Every U.S. state, except Louisiana, has specific real property laws governing real property and the estates they include. These laws apply to land, as well as anything that is fixed to the land, such as buildings or attached equipment. In some states, whatever lies under a plot of land is part of that real property. In other states, whatever lies beneath, or passes through, a property may be subject to different laws, with separate ownership. This could include ore, precious gems, metals, and even water.

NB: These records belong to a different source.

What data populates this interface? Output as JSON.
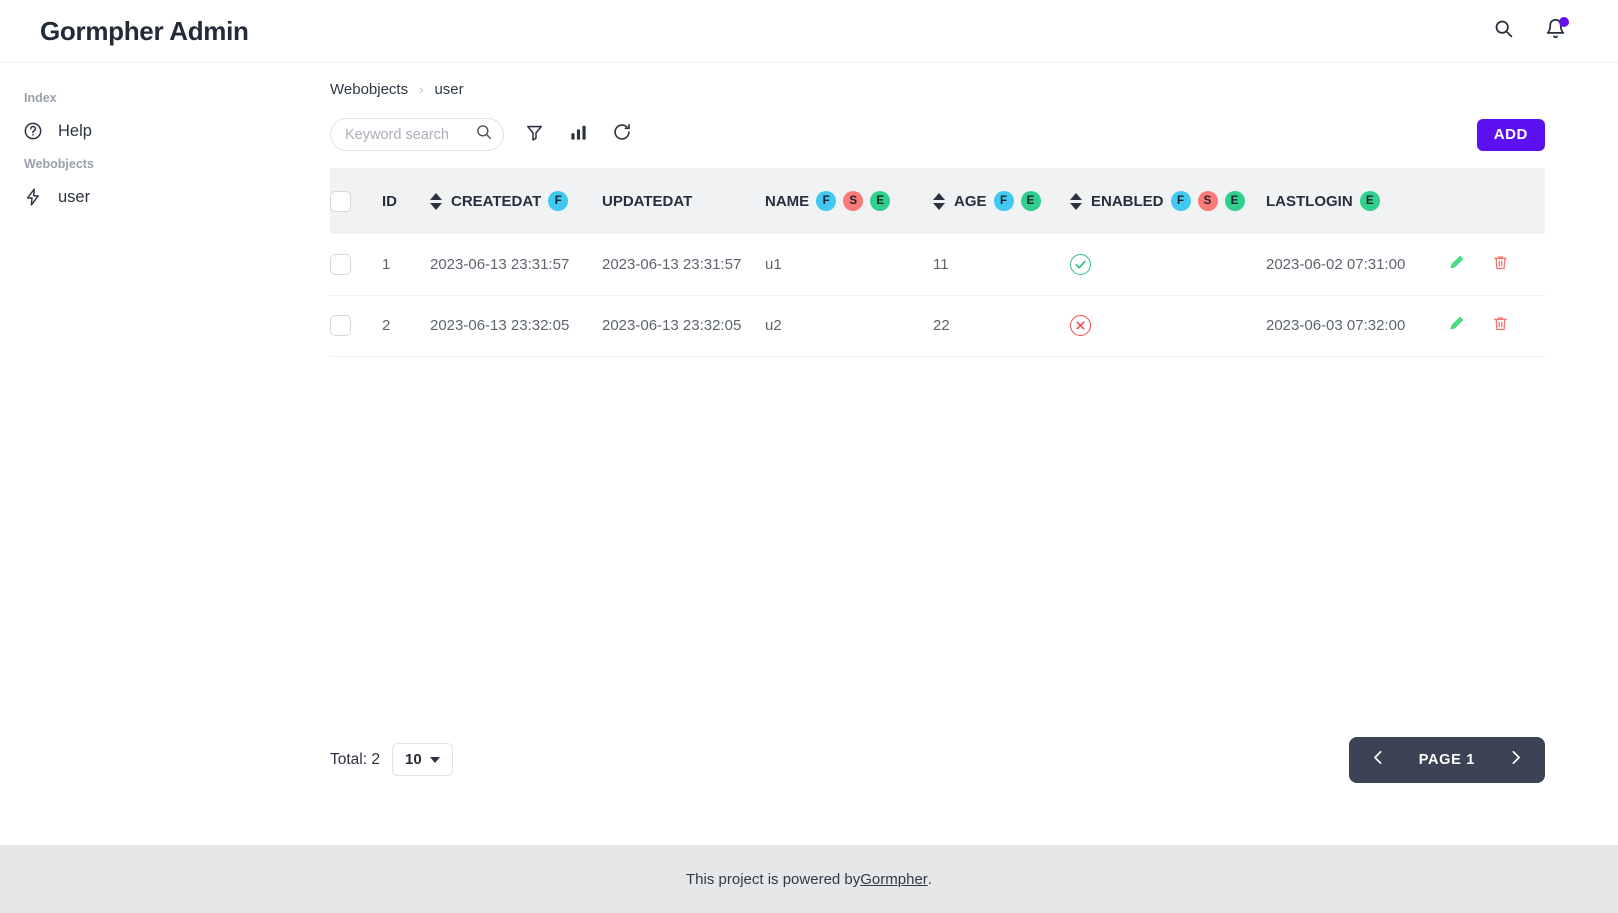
{
  "header": {
    "brand": "Gormpher Admin",
    "search_icon": "search-icon",
    "bell_icon": "bell-icon",
    "has_notification": true,
    "notification_color": "#6610f2"
  },
  "sidebar": {
    "groups": [
      {
        "label": "Index",
        "items": [
          {
            "label": "Help",
            "icon": "question-circle-icon"
          }
        ]
      },
      {
        "label": "Webobjects",
        "items": [
          {
            "label": "user",
            "icon": "lightning-bolt-icon"
          }
        ]
      }
    ]
  },
  "breadcrumb": {
    "root": "Webobjects",
    "separator": "›",
    "current": "user"
  },
  "toolbar": {
    "search_placeholder": "Keyword search",
    "search_value": "",
    "filter_icon": "filter-icon",
    "chart_icon": "bar-chart-icon",
    "refresh_icon": "refresh-icon",
    "add_label": "ADD",
    "add_color": "#5b11f0"
  },
  "table": {
    "columns": [
      {
        "key": "check",
        "label": "",
        "sortable": false,
        "badges": []
      },
      {
        "key": "id",
        "label": "ID",
        "sortable": false,
        "badges": []
      },
      {
        "key": "createdat",
        "label": "CREATEDAT",
        "sortable": true,
        "badges": [
          "F"
        ]
      },
      {
        "key": "updatedat",
        "label": "UPDATEDAT",
        "sortable": false,
        "badges": []
      },
      {
        "key": "name",
        "label": "NAME",
        "sortable": false,
        "badges": [
          "F",
          "S",
          "E"
        ]
      },
      {
        "key": "age",
        "label": "AGE",
        "sortable": true,
        "badges": [
          "F",
          "E"
        ]
      },
      {
        "key": "enabled",
        "label": "ENABLED",
        "sortable": true,
        "badges": [
          "F",
          "S",
          "E"
        ]
      },
      {
        "key": "lastlogin",
        "label": "LASTLOGIN",
        "sortable": false,
        "badges": [
          "E"
        ]
      },
      {
        "key": "actions",
        "label": "",
        "sortable": false,
        "badges": []
      }
    ],
    "badge_colors": {
      "F": "#3ec8f2",
      "S": "#f97a77",
      "E": "#2fcf8d"
    },
    "rows": [
      {
        "id": "1",
        "createdat": "2023-06-13 23:31:57",
        "updatedat": "2023-06-13 23:31:57",
        "name": "u1",
        "age": "11",
        "enabled": true,
        "lastlogin": "2023-06-02 07:31:00",
        "edit_icon": "pencil-icon",
        "delete_icon": "trash-icon"
      },
      {
        "id": "2",
        "createdat": "2023-06-13 23:32:05",
        "updatedat": "2023-06-13 23:32:05",
        "name": "u2",
        "age": "22",
        "enabled": false,
        "lastlogin": "2023-06-03 07:32:00",
        "edit_icon": "pencil-icon",
        "delete_icon": "trash-icon"
      }
    ]
  },
  "pagination": {
    "total_label": "Total: 2",
    "page_size": "10",
    "page_label": "PAGE 1",
    "prev_icon": "chevron-left-icon",
    "next_icon": "chevron-right-icon"
  },
  "footer": {
    "text_before": "This project is powered by ",
    "link": "Gormpher ",
    "text_after": "."
  }
}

Real Property vs. Personal Property

Modern law makes a clear distinction between real property (land and anything affixed to it) and personal property(clothing, furniture, money, etc.). The distinction primarily amounts to the concept of immovability of things. Property that cannot be separated from the real property would be considered part of the real property, and it would transfer title along with the land. For legal systems derived from English common law, classification of property as real or personal may vary from jurisdiction to jurisdiction.

Claims to Real Property

To be legitimate, a claim to any real property must be accompanied by a verifiable and legal property description. Such a description usually makes use of natural or manmade boundaries, such as seacoasts, rivers, streams, the crests of ridges, lakeshores, highways, or purpose-built markers such as cairns, surveyor's posts, fences, and official government surveying marks.